Auftraggeber sind Museen und Sammler
In Aramengo, Guidos Geburtsort, fanden die Nicolas 1967 endlich ein geeignetes Haus mit ausreichend Platz für unzählige Kunstwerke. Die Werkstatt wurde als Familienunternehmen ins Leben gerufen und für den Meister ging ein Traum in Erfüllung: Eine große gut ausgestattete Klinik, ein Team von vertrauensvollen Mitarbeitern und eine Werkstatt, die Expertise mit Forschung und neuester Technik verbindet. Zu ihren „Patienten" zählen Kunstwerke, die unter Feuchtigkeit, Hitze und Umweltverschmutzung leiden, falsch behandelt oder beschädigt wurden. Sie werden bei den Nicolas untersucht, fotografiert und analysiert und mit vielen Instrumenten aus der Medizin bearbeitet. Dazu zählen Röntgen-, Ultraschall- und Laser-Geräte sowie Skalpelle und Pinzetten. Schon früh entwickelten die Nicolas innovative Techniken zur Restaurierung – beispielsweise Methoden, um mit Infrarotlampen die Farben zu fixieren, oder den Einbau eines Aluminiumkerns, um alte Holzrahmen zu erhalten.

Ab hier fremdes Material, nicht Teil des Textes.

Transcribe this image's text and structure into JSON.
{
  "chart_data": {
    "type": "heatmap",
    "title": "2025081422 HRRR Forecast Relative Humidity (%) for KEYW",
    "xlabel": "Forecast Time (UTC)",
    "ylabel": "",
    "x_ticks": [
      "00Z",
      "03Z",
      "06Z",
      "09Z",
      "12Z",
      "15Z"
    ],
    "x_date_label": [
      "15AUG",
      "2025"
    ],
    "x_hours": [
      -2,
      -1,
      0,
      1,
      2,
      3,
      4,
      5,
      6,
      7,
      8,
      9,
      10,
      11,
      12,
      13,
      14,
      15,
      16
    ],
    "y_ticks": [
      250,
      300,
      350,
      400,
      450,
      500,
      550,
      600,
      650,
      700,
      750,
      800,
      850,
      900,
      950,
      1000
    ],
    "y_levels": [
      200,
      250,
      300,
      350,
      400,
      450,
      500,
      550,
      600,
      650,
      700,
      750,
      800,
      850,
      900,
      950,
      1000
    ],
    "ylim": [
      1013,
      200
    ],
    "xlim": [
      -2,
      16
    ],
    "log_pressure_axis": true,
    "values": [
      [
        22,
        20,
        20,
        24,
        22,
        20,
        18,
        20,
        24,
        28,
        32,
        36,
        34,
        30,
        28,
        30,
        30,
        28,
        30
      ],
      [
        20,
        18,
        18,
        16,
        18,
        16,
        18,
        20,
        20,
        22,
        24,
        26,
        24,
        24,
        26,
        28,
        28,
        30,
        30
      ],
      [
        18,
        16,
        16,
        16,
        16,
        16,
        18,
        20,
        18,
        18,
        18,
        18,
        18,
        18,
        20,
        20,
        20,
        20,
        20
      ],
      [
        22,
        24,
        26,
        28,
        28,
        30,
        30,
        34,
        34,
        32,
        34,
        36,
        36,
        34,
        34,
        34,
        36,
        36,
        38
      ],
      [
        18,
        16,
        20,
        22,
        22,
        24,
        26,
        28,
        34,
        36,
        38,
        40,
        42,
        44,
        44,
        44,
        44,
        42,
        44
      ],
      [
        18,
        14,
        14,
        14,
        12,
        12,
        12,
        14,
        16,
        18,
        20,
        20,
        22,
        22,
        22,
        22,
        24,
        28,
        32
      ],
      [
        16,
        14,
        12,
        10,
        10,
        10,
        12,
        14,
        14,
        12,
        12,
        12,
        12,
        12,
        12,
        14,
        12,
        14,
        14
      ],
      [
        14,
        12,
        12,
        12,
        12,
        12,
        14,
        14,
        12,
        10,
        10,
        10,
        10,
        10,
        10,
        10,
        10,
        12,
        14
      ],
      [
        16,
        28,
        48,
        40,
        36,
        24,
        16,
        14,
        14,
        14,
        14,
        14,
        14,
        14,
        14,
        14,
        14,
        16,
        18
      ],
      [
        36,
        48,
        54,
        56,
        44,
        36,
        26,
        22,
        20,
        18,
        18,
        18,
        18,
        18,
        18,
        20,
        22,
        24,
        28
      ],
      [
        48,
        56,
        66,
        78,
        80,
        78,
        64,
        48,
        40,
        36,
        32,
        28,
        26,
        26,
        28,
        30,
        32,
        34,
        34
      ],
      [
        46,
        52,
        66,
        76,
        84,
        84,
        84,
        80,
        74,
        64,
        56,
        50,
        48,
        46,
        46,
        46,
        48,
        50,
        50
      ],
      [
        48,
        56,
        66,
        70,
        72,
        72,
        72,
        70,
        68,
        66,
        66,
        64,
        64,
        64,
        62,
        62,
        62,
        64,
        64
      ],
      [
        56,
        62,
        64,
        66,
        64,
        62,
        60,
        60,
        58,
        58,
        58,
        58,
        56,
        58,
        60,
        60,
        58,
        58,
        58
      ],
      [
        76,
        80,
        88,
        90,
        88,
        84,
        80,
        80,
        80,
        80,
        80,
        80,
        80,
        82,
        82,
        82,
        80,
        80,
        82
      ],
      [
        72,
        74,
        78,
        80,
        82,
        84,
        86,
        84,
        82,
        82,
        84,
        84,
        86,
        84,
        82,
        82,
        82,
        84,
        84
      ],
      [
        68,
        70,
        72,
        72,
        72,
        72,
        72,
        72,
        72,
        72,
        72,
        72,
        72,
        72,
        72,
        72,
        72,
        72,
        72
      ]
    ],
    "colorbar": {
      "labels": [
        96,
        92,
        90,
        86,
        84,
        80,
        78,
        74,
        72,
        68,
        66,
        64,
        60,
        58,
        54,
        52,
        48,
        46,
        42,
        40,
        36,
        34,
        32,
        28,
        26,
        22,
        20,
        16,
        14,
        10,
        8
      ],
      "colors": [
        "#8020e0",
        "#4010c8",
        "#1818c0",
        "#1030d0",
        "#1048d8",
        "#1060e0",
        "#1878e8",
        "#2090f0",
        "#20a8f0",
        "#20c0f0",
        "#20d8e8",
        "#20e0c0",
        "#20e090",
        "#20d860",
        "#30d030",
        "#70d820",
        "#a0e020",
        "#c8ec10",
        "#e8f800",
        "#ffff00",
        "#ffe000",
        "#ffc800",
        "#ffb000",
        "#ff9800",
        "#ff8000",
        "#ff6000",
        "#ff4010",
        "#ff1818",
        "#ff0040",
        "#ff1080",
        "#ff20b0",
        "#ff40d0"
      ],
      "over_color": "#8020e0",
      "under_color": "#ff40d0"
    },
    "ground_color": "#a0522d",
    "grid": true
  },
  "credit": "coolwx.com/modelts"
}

Sie bringen aber auch mitunter eine dünne Schicht aus Fiberglas und Polyester auf Kunstwerke auf, eine Schicht, die gegen Feuchtigkeit schützt, zudem stoßfest und isolierend ist. Eine Spezialität der Nicolas ist das Reinigen der Farben. So kam auch ein besonders berühmtes Gemälde nach Piemont: Leonardo Da Vincis „Mona Lisa". Das Gemälde war mit der Zeit gelbstichig geworden. Nach der Behandlung bei den Nicolas strahlt Mona Lisa wieder.
„Experten aus der ganzen Welt kommen zu uns, um zu sehen, wie beispielsweise Kunstwerke aus dem 15. Jahrhundert wieder auferstehen", sagt Gian Luigi Nicola. Zu den Auftraggebern des Unternehmens zählen der Pariser Louvre, Londons Victoria and Albert Museum, die Gemäldegalerie Berlin, das Metropolitan Museum of Art in New York, private Sammler und viele andere.
Als Guido Nicola 2015 mit 93 Jahren starb, war es für seine Frau mit Hilfe ihrer Kinder, Enkelkinder, Neffen, Schwiegertöchter- und söhne selbstverständlich, das mehrfach ausgezeichnete Unternehmen weiterzuführen. Die Familienmitglieder wurden zu Mitarbeitern, halfen das Erbe zu bewahren und weiterzuentwickeln. Heute beschäftigen die Nicolas über 60 Mitarbeiter. Und in der Familie vertraut man darauf, dass auch die nächste Generation das renommierte Unternehmen weiterführen wird.